Now that the model has been built, the next step is to optimize it:

      // Solve problem
model.solve();


This routine performs the optimization and populates several internal model attributes (including the status of the optimization, the solution, etc.).

### Outputting solution

After solving the problem, one can query the values of the attributes for various of purposes.

      // Output solution
if (model.getIntAttr(copt.IntAttr.HasLpSol) != 0) {
System.out.println("\nFound optimal solution:");
VarArray vars = model.getVars();
for (int i = 0; i < vars.size(); i++) {
Var var = vars.getVar(i);
System.out.println("  " + var.getName() + " = "
+ var.get(copt.DblInfo.Value));
}
System.out.println("Obj = " + model.getDblAttr(copt.DblAttr.LpObjVal));
}

System.out.println("\nDone");


Spcifically, one can query the copt.IntAttr.HasLpSol attribute on the model to know whether we have optimal LP solution; query the copt.DblInfo.Value attribute of a variable to obtain its solution value; query the copt.DblAttr.LpObjVal attribute on the model to obtain the objective value for the current solution.

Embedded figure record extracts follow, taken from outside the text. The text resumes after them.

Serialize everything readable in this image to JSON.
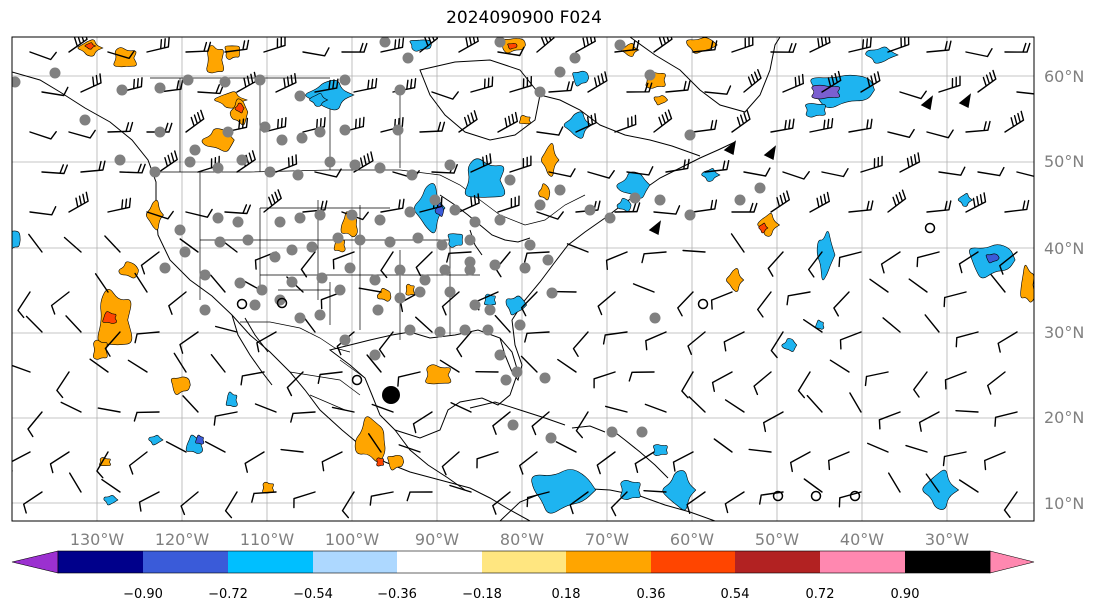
{
  "title": "2024090900 F024",
  "lat_labels": [
    "60°N",
    "50°N",
    "40°N",
    "30°N",
    "20°N",
    "10°N"
  ],
  "lon_labels": [
    "130°W",
    "120°W",
    "110°W",
    "100°W",
    "90°W",
    "80°W",
    "70°W",
    "60°W",
    "50°W",
    "40°W",
    "30°W"
  ],
  "colorbar": {
    "ticks": [
      "−0.90",
      "−0.72",
      "−0.54",
      "−0.36",
      "−0.18",
      "0.18",
      "0.36",
      "0.54",
      "0.72",
      "0.90"
    ],
    "colors": [
      "#9b30d0",
      "#00008b",
      "#3a5bd9",
      "#00bfff",
      "#add8ff",
      "#ffffff",
      "#ffe680",
      "#ffa500",
      "#ff4500",
      "#b22222",
      "#ff88b0"
    ]
  },
  "colors": {
    "positive_light": "#ffa500",
    "positive_strong": "#ff4500",
    "negative_light": "#1eb4f0",
    "negative_strong": "#3a5bd9",
    "negative_darkest": "#7b5fd0",
    "station_marker": "#808080",
    "grid": "#b0b0b0"
  }
}
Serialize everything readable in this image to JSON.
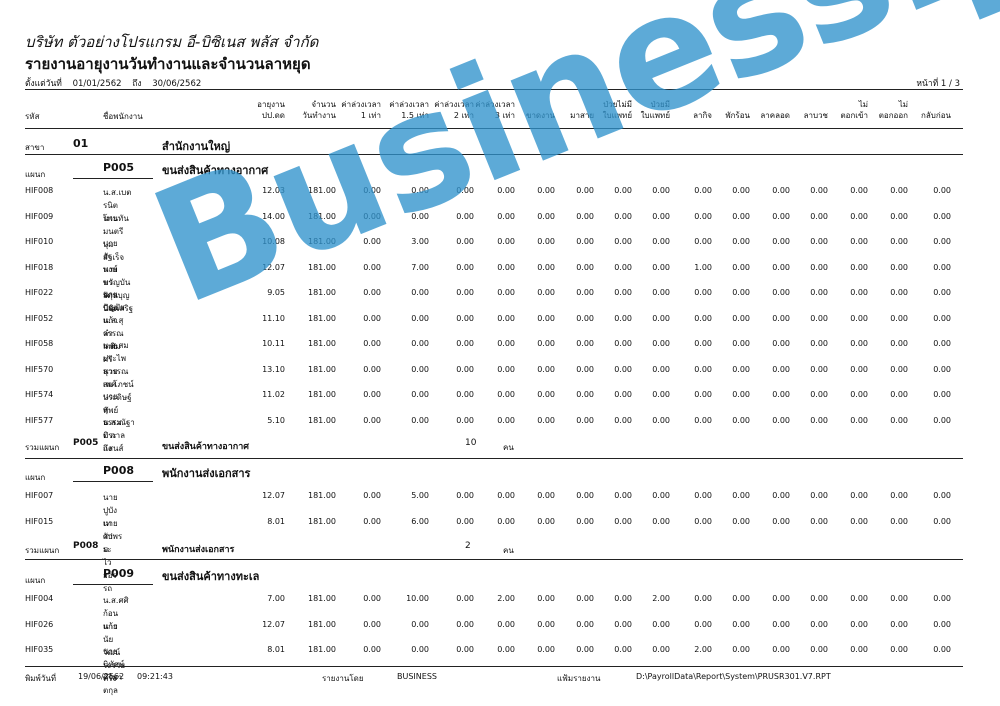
{
  "company": "บริษัท ตัวอย่างโปรแกรม อี-บิซิเนส พลัส จำกัด",
  "title": "รายงานอายุงานวันทำงานและจำนวนลาหยุด",
  "range": {
    "label": "ตั้งแต่วันที่",
    "from": "01/01/2562",
    "to_label": "ถึง",
    "to": "30/06/2562"
  },
  "page": "หน้าที่ 1 / 3",
  "headers": {
    "code": "รหัส",
    "name": "ชื่อพนักงาน",
    "cols": [
      [
        "อายุงาน",
        "ปป.ดด"
      ],
      [
        "จำนวน",
        "วันทำงาน"
      ],
      [
        "ค่าล่วงเวลา",
        "1 เท่า"
      ],
      [
        "ค่าล่วงเวลา",
        "1.5 เท่า"
      ],
      [
        "ค่าล่วงเวลา",
        "2 เท่า"
      ],
      [
        "ค่าล่วงเวลา",
        "3 เท่า"
      ],
      [
        "",
        "ขาดงาน"
      ],
      [
        "",
        "มาสาย"
      ],
      [
        "ป่วยไม่มี",
        "ใบแพทย์"
      ],
      [
        "ป่วยมี",
        "ใบแพทย์"
      ],
      [
        "",
        "ลากิจ"
      ],
      [
        "",
        "พักร้อน"
      ],
      [
        "",
        "ลาคลอด"
      ],
      [
        "",
        "ลาบวช"
      ],
      [
        "ไม่",
        "ตอกเข้า"
      ],
      [
        "ไม่",
        "ตอกออก"
      ],
      [
        "",
        "กลับก่อน"
      ]
    ]
  },
  "branch": {
    "label": "สาขา",
    "code": "01",
    "name": "สำนักงานใหญ่"
  },
  "dept_label": "แผนก",
  "sum_label": "รวมแผนก",
  "unit": "คน",
  "departments": [
    {
      "code": "P005",
      "name": "ขนส่งสินค้าทางอากาศ",
      "count": "10",
      "rows": [
        {
          "code": "HIF008",
          "name": "น.ส.เบตรนิต   โพนทัน",
          "v": [
            "12.03",
            "181.00",
            "0.00",
            "0.00",
            "0.00",
            "0.00",
            "0.00",
            "0.00",
            "0.00",
            "0.00",
            "0.00",
            "0.00",
            "0.00",
            "0.00",
            "0.00",
            "0.00",
            "0.00"
          ]
        },
        {
          "code": "HIF009",
          "name": "นายมนตรี   บุ่มสำเร็จ",
          "v": [
            "14.00",
            "181.00",
            "0.00",
            "0.00",
            "0.00",
            "0.00",
            "0.00",
            "0.00",
            "0.00",
            "0.00",
            "0.00",
            "0.00",
            "0.00",
            "0.00",
            "0.00",
            "0.00",
            "0.00"
          ]
        },
        {
          "code": "HIF010",
          "name": "นายอัฐพงษ์   พรรัตนนิมิต",
          "v": [
            "10.08",
            "181.00",
            "0.00",
            "3.00",
            "0.00",
            "0.00",
            "0.00",
            "0.00",
            "0.00",
            "0.00",
            "0.00",
            "0.00",
            "0.00",
            "0.00",
            "0.00",
            "0.00",
            "0.00"
          ]
        },
        {
          "code": "HIF018",
          "name": "นายขวัญบัน   สกุลบุญประเสริฐ",
          "v": [
            "12.07",
            "181.00",
            "0.00",
            "7.00",
            "0.00",
            "0.00",
            "0.00",
            "0.00",
            "0.00",
            "0.00",
            "1.00",
            "0.00",
            "0.00",
            "0.00",
            "0.00",
            "0.00",
            "0.00"
          ]
        },
        {
          "code": "HIF022",
          "name": "นายปัญปัย   แก้วคำแพง",
          "v": [
            "9.05",
            "181.00",
            "0.00",
            "0.00",
            "0.00",
            "0.00",
            "0.00",
            "0.00",
            "0.00",
            "0.00",
            "0.00",
            "0.00",
            "0.00",
            "0.00",
            "0.00",
            "0.00",
            "0.00"
          ]
        },
        {
          "code": "HIF052",
          "name": "น.ส.สุวรรณา   พิมศรี",
          "v": [
            "11.10",
            "181.00",
            "0.00",
            "0.00",
            "0.00",
            "0.00",
            "0.00",
            "0.00",
            "0.00",
            "0.00",
            "0.00",
            "0.00",
            "0.00",
            "0.00",
            "0.00",
            "0.00",
            "0.00"
          ]
        },
        {
          "code": "HIF058",
          "name": "น.ส.สมประไพ   สุวรรณเพศ",
          "v": [
            "10.11",
            "181.00",
            "0.00",
            "0.00",
            "0.00",
            "0.00",
            "0.00",
            "0.00",
            "0.00",
            "0.00",
            "0.00",
            "0.00",
            "0.00",
            "0.00",
            "0.00",
            "0.00",
            "0.00"
          ]
        },
        {
          "code": "HIF570",
          "name": "นายสมโภชน์   ประดิษฐ์ทัพย์",
          "v": [
            "13.10",
            "181.00",
            "0.00",
            "0.00",
            "0.00",
            "0.00",
            "0.00",
            "0.00",
            "0.00",
            "0.00",
            "0.00",
            "0.00",
            "0.00",
            "0.00",
            "0.00",
            "0.00",
            "0.00"
          ]
        },
        {
          "code": "HIF574",
          "name": "นายสุธรรม   ประถึง",
          "v": [
            "11.02",
            "181.00",
            "0.00",
            "0.00",
            "0.00",
            "0.00",
            "0.00",
            "0.00",
            "0.00",
            "0.00",
            "0.00",
            "0.00",
            "0.00",
            "0.00",
            "0.00",
            "0.00",
            "0.00"
          ]
        },
        {
          "code": "HIF577",
          "name": "น.ส.ณัฐาติ   กาลแสนส์",
          "v": [
            "5.10",
            "181.00",
            "0.00",
            "0.00",
            "0.00",
            "0.00",
            "0.00",
            "0.00",
            "0.00",
            "0.00",
            "0.00",
            "0.00",
            "0.00",
            "0.00",
            "0.00",
            "0.00",
            "0.00"
          ]
        }
      ]
    },
    {
      "code": "P008",
      "name": "พนักงานส่งเอกสาร",
      "count": "2",
      "rows": [
        {
          "code": "HIF007",
          "name": "นายปูบัง   เทศาพรม",
          "v": [
            "12.07",
            "181.00",
            "0.00",
            "5.00",
            "0.00",
            "0.00",
            "0.00",
            "0.00",
            "0.00",
            "0.00",
            "0.00",
            "0.00",
            "0.00",
            "0.00",
            "0.00",
            "0.00",
            "0.00"
          ]
        },
        {
          "code": "HIF015",
          "name": "นายวัประ   ไวยอรรถ",
          "v": [
            "8.01",
            "181.00",
            "0.00",
            "6.00",
            "0.00",
            "0.00",
            "0.00",
            "0.00",
            "0.00",
            "0.00",
            "0.00",
            "0.00",
            "0.00",
            "0.00",
            "0.00",
            "0.00",
            "0.00"
          ]
        }
      ]
    },
    {
      "code": "P009",
      "name": "ขนส่งสินค้าทางทะเล",
      "rows": [
        {
          "code": "HIF004",
          "name": "น.ส.ศศิ   ก้อนแก้ว",
          "v": [
            "7.00",
            "181.00",
            "0.00",
            "10.00",
            "0.00",
            "2.00",
            "0.00",
            "0.00",
            "0.00",
            "2.00",
            "0.00",
            "0.00",
            "0.00",
            "0.00",
            "0.00",
            "0.00",
            "0.00"
          ]
        },
        {
          "code": "HIF026",
          "name": "นายนัยวัฒน์   ระรวยทรง",
          "v": [
            "12.07",
            "181.00",
            "0.00",
            "0.00",
            "0.00",
            "0.00",
            "0.00",
            "0.00",
            "0.00",
            "0.00",
            "0.00",
            "0.00",
            "0.00",
            "0.00",
            "0.00",
            "0.00",
            "0.00"
          ]
        },
        {
          "code": "HIF035",
          "name": "นายนิทัศน์   ศิริมาตกุล",
          "v": [
            "8.01",
            "181.00",
            "0.00",
            "0.00",
            "0.00",
            "0.00",
            "0.00",
            "0.00",
            "0.00",
            "0.00",
            "2.00",
            "0.00",
            "0.00",
            "0.00",
            "0.00",
            "0.00",
            "0.00"
          ]
        }
      ]
    }
  ],
  "footer": {
    "print_label": "พิมพ์วันที่",
    "print_date": "19/06/2562",
    "print_time": "09:21:43",
    "by_label": "รายงานโดย",
    "by": "BUSINESS",
    "file_label": "แฟ้มรายงาน",
    "file": "D:\\PayrollData\\Report\\System\\PRUSR301.V7.RPT"
  },
  "watermark": "Business.plus"
}
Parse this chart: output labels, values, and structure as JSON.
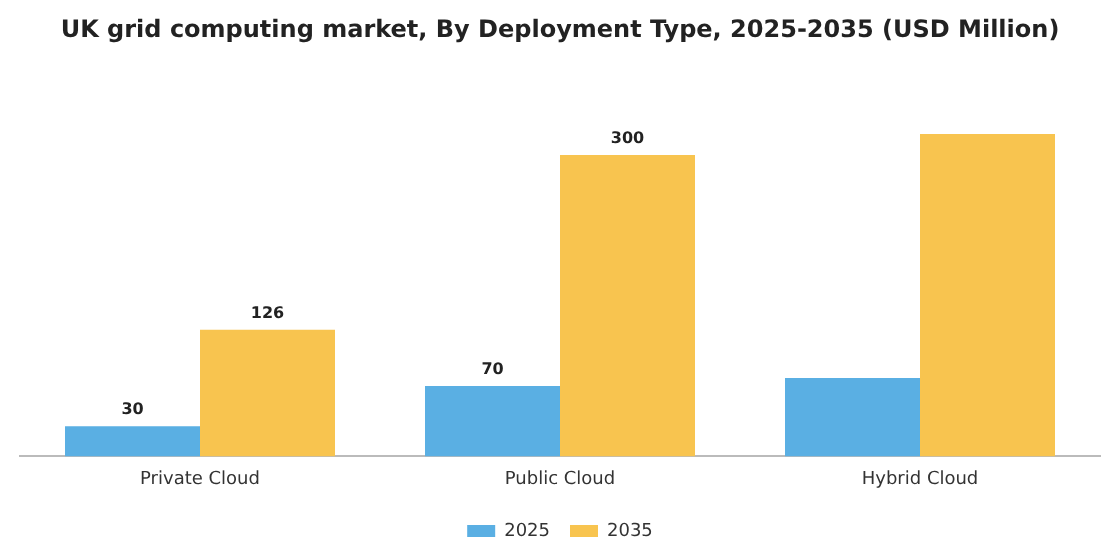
{
  "chart_data": {
    "type": "bar",
    "title": "UK grid computing market, By Deployment Type, 2025-2035 (USD Million)",
    "categories": [
      "Private Cloud",
      "Public Cloud",
      "Hybrid Cloud"
    ],
    "series": [
      {
        "name": "2025",
        "color": "#5aafe3",
        "values": [
          30,
          70,
          78
        ],
        "value_labels": [
          "30",
          "70",
          null
        ]
      },
      {
        "name": "2035",
        "color": "#f8c44f",
        "values": [
          126,
          300,
          321
        ],
        "value_labels": [
          "126",
          "300",
          null
        ]
      }
    ],
    "legend": "bottom",
    "grid": false
  }
}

The names and types of all model, variable, and constraint attributes can be found in Constants of Java API reference.

### Error handling

Errors in the COPT Java interface are handled through the Java exception mechanism. In the example, all COPT statements are enclosed inside a try block, and any associated errors would be caught by the catch block.

    } catch (CoptException e) {
System.out.println("Error Code = " + e.getCode());
System.out.println(e.getMessage());
}


## Build and Run

To build and run java example, users may refer to files under $COPT_HOME/examples/java. Specifically, We provide an example file in java and a script file to build. This single example runs on all platforms that support Java. First of all, download and install Java 8 or above on your platform. ### Java example detail In the java example folder $COPT_HOME/examples/java, the easiest way to run the example is to enter the java example folder in console or terminal and then execute command 'sh run.sh'.

This java project has dependency on COPT java package copt_java.jar, which defines all java classes of COPT solver. In addition, copt_java.jar loads two shared libraries, that is, coptjniwrap.dll and copt_cpp.dll on Windows, libcoptjniwrap.so and libcopt_cpp.so on Linux, libcoptjniwrap.dylib and libcopt_cpp.dylib on Mac respectively. Note that coptjniwrap library is a JNI swig wrapper and acts as a bridge between COPT java package and native library copt_cpp, which declares and implements COPT constants, interfaces and methods. So users should make sure they are installed properly on runtime search paths.

In summary, to run java example, users should have COPT installed properly. Specifically, it requires two related COPT shared libaries existing on runtime search paths, and valid license files to run. Please refer to Install Guide for Cardinal Optimizer for further details.